# spell books



## Allen H (Feb 13, 2010)




----------



## Spooky D (Oct 4, 2011)

Great work as usual Allen.


----------



## ouizul1 (May 22, 2010)

Excellent, Allen.


----------



## Rahnefan (May 1, 2009)

Very nice. You knock that out like you've made hundreds of them.


----------



## Frighteners Entertainment (Jan 24, 2006)

Nice Allen.


----------



## pennywise (Aug 5, 2008)

Another awesome tutorial, Allen. Thanks for sharing. I would like to see how you do paper mache. I have been doing it for awhile now, but I am always looking for new techniques, recipes, and such.


----------



## Bascombe (May 18, 2010)

Good work Allen. I always enjoy your work.
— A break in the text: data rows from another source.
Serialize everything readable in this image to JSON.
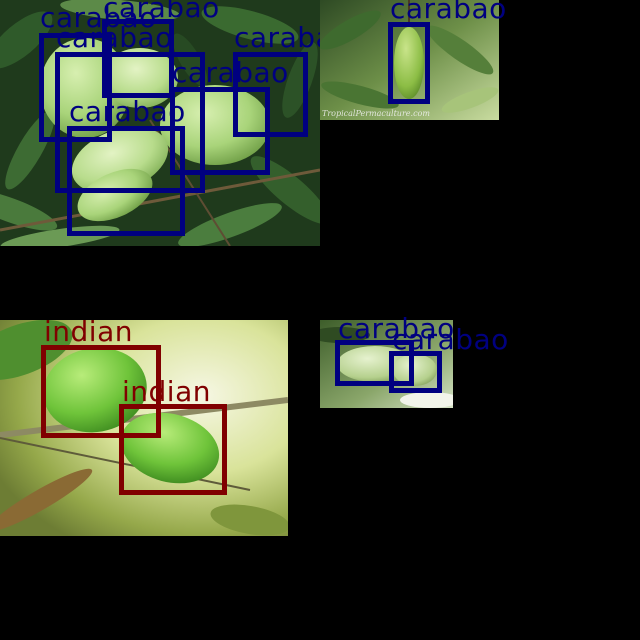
{
  "colors": {
    "carabao": "#000080",
    "indian": "#800000",
    "background": "#000000"
  },
  "tiles": {
    "top_left": {
      "labels": [
        "carabao",
        "carabao",
        "carabao",
        "carabao",
        "carabao",
        "carabao"
      ]
    },
    "top_right": {
      "labels": [
        "carabao"
      ],
      "watermark": "TropicalPermaculture.com"
    },
    "bottom_left": {
      "labels": [
        "indian",
        "indian"
      ]
    },
    "bottom_right": {
      "labels": [
        "carabao",
        "carabao"
      ]
    }
  }
}
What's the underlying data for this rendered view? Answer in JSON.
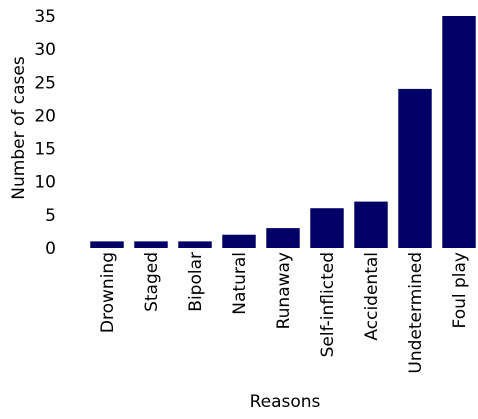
{
  "chart_data": {
    "type": "bar",
    "categories": [
      "Drowning",
      "Staged",
      "Bipolar",
      "Natural",
      "Runaway",
      "Self-inflicted",
      "Accidental",
      "Undetermined",
      "Foul play"
    ],
    "values": [
      1,
      1,
      1,
      2,
      3,
      6,
      7,
      24,
      35
    ],
    "title": "",
    "xlabel": "Reasons",
    "ylabel": "Number of cases",
    "ylim": [
      0,
      35
    ],
    "yticks": [
      0,
      5,
      10,
      15,
      20,
      25,
      30,
      35
    ],
    "grid": false,
    "legend": "none",
    "bar_color": "#000066"
  }
}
I did three of your shrink wrapped corpses this year. Turned out great.


----------



## HalloweenZombie (Jul 22, 2007)

I made one of these a few years back. Yours came out much better. Sewing the eyes shut was a great idea. Great tutorial as always!


----------



## RoxyBlue (Oct 6, 2008)

Finished product in your face right at the beginning of the video - you da man, Allen

Thank you for taking pity on all those who want to see what you did before you do it


----------



## Headless (Sep 4, 2011)

Love it. Thanks Allen


----------



## fontgeek (Jul 24, 2006)

Interesting piece.
A couple of questions and maybe a suggestion or two.
First, how do you use this prop? Is it left on a table or bench for viewing?
I'm surprised you didn't do a title at least on the spine if not the front board/cover.
How do you store this? I would imagine that you run into some issues with the fragility of the face and latex coating in general.
Have you thought of mounting a rocking/movement inside the book, and maybe a small speaker too? Having the book shake or tremble with a voice screaming to get out or be released could make this a big hit for a witches/warlocks/mages workshop scene.
Do you run into any issues with the latex not holding onto the cover of the books? Do you clean or treat the covers before you do your latex treatment?
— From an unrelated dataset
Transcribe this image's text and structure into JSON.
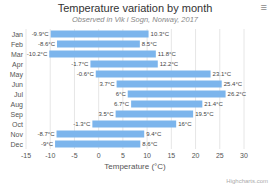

Have you run into issues with the pages sagging or distorting with age? I'd think that gluing the pages together would help you with your support and handling of the book for yourself or for shipping.


----------



## Plastic Ninja (Sep 30, 2010)

I saw those on your website and went straight to the free book bin at the closest used book store. Now this is even easier! Thanks once again Allen!


----------



## The Halloween Lady (Aug 18, 2010)

Awesome. Disturbing, but awesome!!!! Can't wait to make one.


----------



## Allen H (Feb 13, 2010)

First, how do you use this prop? 
It is a display piece. I display it.

Is it left on a table or bench for viewing?
I have had them screwed down to tables, held in book holders, and I have a shelving unit full of them at my monster museum (all taken from Hags).
I'm surprised you didn't do a title at least on the spine if not the front board/cover.
I dont see the need, when I look at them its pretty obvious they are not about botony or math, If I were going to do a title I would make it very specific and do a bunch of them- like a human heart sculpted to the front and have that be love spells, and several different black magic books.
How do you store this? 
They look pretty cool, I have no issue with keeping them on display in my library in my home.
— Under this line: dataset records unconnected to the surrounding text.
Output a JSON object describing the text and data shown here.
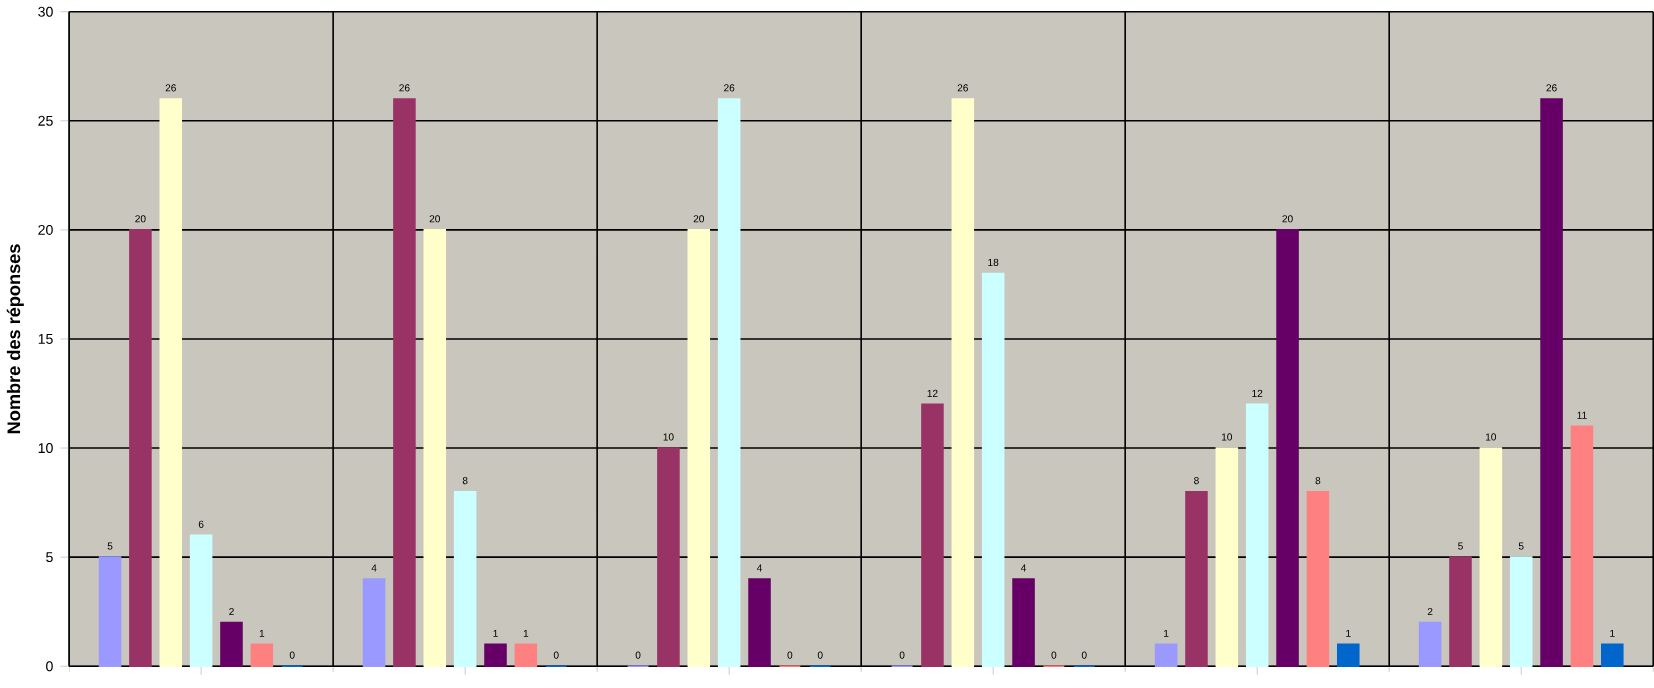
{
  "chart_data": {
    "type": "bar",
    "ylabel": "Nombre des réponses",
    "categories": [
      null,
      null,
      null,
      null,
      null,
      null
    ],
    "series": [
      {
        "color": "#9999ff",
        "values": [
          5,
          4,
          0,
          0,
          1,
          2
        ]
      },
      {
        "color": "#993366",
        "values": [
          20,
          26,
          10,
          12,
          8,
          5
        ]
      },
      {
        "color": "#ffffcc",
        "values": [
          26,
          20,
          20,
          26,
          10,
          10
        ]
      },
      {
        "color": "#ccffff",
        "values": [
          6,
          8,
          26,
          18,
          12,
          5
        ]
      },
      {
        "color": "#660066",
        "values": [
          2,
          1,
          4,
          4,
          20,
          26
        ]
      },
      {
        "color": "#ff8080",
        "values": [
          1,
          1,
          0,
          0,
          8,
          11
        ]
      },
      {
        "color": "#0066cc",
        "values": [
          0,
          0,
          0,
          0,
          1,
          1
        ]
      }
    ],
    "ylim": [
      0,
      30
    ],
    "yticks": [
      0,
      5,
      10,
      15,
      20,
      25,
      30
    ],
    "grid": true,
    "data_labels": true
  }
}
I would imagine that you run into some issues with the fragility of the face and latex coating in general. 
No, that is very sturdy the only issue I have had it the clay seal I made on some of the books have broken or fallen out if it was kept in non climate controlled conditions.

Have you thought of mounting a rocking/movement inside the book, and maybe a small speaker too? 
I have done several books that I had added servo eye movement (back and forth) mouth movement, lid opening and closing and brow furrowing. I use a pololu micro maestro and servos inside the book to move the functions. The maestro will hold 1000 lines of code so you don't need a separate controller to run the servos or be hooked to a computer. Just plug and play, and can be triggered by triggering power to the board.
I have never added sound but Im not much of an audio guy to begin with.

Do you run into any issues with the latex not holding onto the cover of the books? 
No
Do you clean or treat the covers before you do your latex treatment?
No, unless they have bee sitting in the shop for long time and have a lot of plaster dust on them.

Have you run into issues with the pages sagging or distorting with age? I'd think that gluing the pages together would help you with your support and handling of the book for yourself or for shipping.
No it has never been an issue- when I stain the pages it gets them wet and then they dry, that stiffens the pages nicely. Again durability has never been an issue- please make one so you can understand that they are quite solid. I have made close to 60 or so of them over an 8 year period and I still have the first one I made- avoid paper clay and paper mache as mice and rats like to eat it when its being stored, but other than that the latex and fabric are very durable.
Latex is an organic material like wood, so it will deteriorate over time. The kind of latex and the kind of paints you use will affect this. Spray paint makes latex crack and breakdown in a year or two. Thats why I use acrylic and water based stains and dyes. I expect if I armorall the books once or twice a year I will get 10 years out of them before the latex starts to degrade. 4 or 5 for carpet latex because it uses propellants as a thinner and that eats the latex after curing. Never use vaseline on latex as it also eats latex, but much faster.


----------



## trishaanne (Aug 20, 2005)

DANG IT...I still can't see it because of hubby's stupid computer. I'm assuming, from all the comments, that it's another amazing prop though! *sigh*


----------



## TheDarkRideBoy (May 18, 2013)

Mr. Allan, you've done a fantastic job!!! As always!


----------



## Lord Homicide (May 11, 2012)

Old computer game boxes work great for shelved books. Stacked books are a little trickier, depending on viewing angles, because you have to create covers and page leaf edges.

- Treat the cover, spine and edges to your liking.
- Glue all the boxes together in an arrangement that you desire
- Display


----------



## bobzilla (Nov 13, 2008)

Very cool!
Nice work


----------